Apa penggunaan jalan utama dari peralatan bitumen yang dimodifikasi?
Jalan dan trotoar kontemporer telah mengalami banyak perubahan: volume lalu lintas dan frekuensi mengemudi telah meningkat secara signifikan, beban poros truk logistik terus meningkat, mengemudi satu arah di jalur yang terpisah telah diterapkan secara luas, dan peraturan telah meningkatkan resistensi anti-aliran dari tanah, yaitu pekerjaan peralatan bitumen yang dimodifikasi di bawah kemampuan suhu tinggi;
Meningkatkan kelembutan dan ketangguhan, yaitu kemampuan untuk menahan retak pada suhu rendah; Tingkatkan resistensi keausan dan memperpanjang masa pakai. Bangunan-bangunan modern banyak menggunakan atap baja prategang panjang, yang membutuhkan bahan tahan air dinding eksterior untuk diintegrasikan ke dalam offset besar. Mereka juga dapat menahan kondisi iklim suhu tinggi dan rendah yang ketat, memiliki kinerja yang lebih baik, perekat diri, memfasilitasi konstruksi, dan mengurangi tenaga kerja pemeliharaan.


Perubahan yang disebabkan oleh penggunaan lingkungan alami ini menimbulkan tantangan serius pada kinerja peralatan bitumen yang dimodifikasi. Orang -orang telah sangat mementingkan bahan yang dimodifikasi bitumen yang dimodifikasi untuk menyesuaikannya dengan persyaratan aplikasi yang ketat di atas. Modified bitumen bahan tahan air tanaman dan pelapis arsitektur terutama menunjukkan efek praktis dalam proyek rekayasa tertentu.
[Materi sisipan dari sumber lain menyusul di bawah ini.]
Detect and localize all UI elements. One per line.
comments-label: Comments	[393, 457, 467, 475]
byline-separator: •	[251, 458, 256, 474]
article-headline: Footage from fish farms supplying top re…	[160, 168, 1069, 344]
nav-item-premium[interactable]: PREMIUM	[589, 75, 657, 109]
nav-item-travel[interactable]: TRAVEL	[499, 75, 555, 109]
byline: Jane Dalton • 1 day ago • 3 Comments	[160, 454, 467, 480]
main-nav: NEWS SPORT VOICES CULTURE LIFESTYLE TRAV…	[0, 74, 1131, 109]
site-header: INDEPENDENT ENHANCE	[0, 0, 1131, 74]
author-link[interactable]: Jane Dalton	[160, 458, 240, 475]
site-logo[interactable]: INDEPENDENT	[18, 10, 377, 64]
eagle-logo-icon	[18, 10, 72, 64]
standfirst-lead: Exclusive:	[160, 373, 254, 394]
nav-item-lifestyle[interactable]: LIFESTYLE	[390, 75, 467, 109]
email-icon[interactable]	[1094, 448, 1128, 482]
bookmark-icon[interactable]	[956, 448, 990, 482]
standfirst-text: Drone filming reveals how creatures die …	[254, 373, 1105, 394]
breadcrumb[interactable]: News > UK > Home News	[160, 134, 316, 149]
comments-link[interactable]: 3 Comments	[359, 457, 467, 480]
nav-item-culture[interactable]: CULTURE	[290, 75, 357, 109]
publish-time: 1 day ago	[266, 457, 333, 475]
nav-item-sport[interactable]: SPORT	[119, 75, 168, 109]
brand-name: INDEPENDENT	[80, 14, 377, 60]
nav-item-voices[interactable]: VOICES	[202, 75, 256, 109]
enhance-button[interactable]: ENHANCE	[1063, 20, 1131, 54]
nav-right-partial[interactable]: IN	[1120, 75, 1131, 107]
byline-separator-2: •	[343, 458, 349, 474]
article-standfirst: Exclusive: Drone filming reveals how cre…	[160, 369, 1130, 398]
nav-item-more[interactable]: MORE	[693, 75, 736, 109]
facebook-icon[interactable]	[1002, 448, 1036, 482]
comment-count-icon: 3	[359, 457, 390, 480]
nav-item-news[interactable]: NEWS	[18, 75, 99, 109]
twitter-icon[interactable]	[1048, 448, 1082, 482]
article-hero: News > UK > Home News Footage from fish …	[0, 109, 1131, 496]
Namun, karena harga bahan baku setelah peralatan bitumen yang dimodifikasi umumnya 2 hingga 7 kali lebih tinggi dari bitumen yang dimodifikasi biasa, pelanggan tidak sepenuhnya memahami karakteristik rekayasa bahan, dan volume produksi beton bitumen meningkat secara perlahan. Bitumen jalan yang dimodifikasi saat ini terutama digunakan untuk paving di tempat-tempat khusus seperti landasan pacu, jalan tahan kelembaban, tempat parkir bawah tanah, tempat olahraga, permukaan lalu lintas yang padat, persimpangan dan sudut tanah. Selama periode ini, beton bitumen diterapkan pada pemeliharaan dan penguatan jaringan jalan, yang sangat mempromosikan penggunaan luas bitumen jalan material yang dimodifikasi.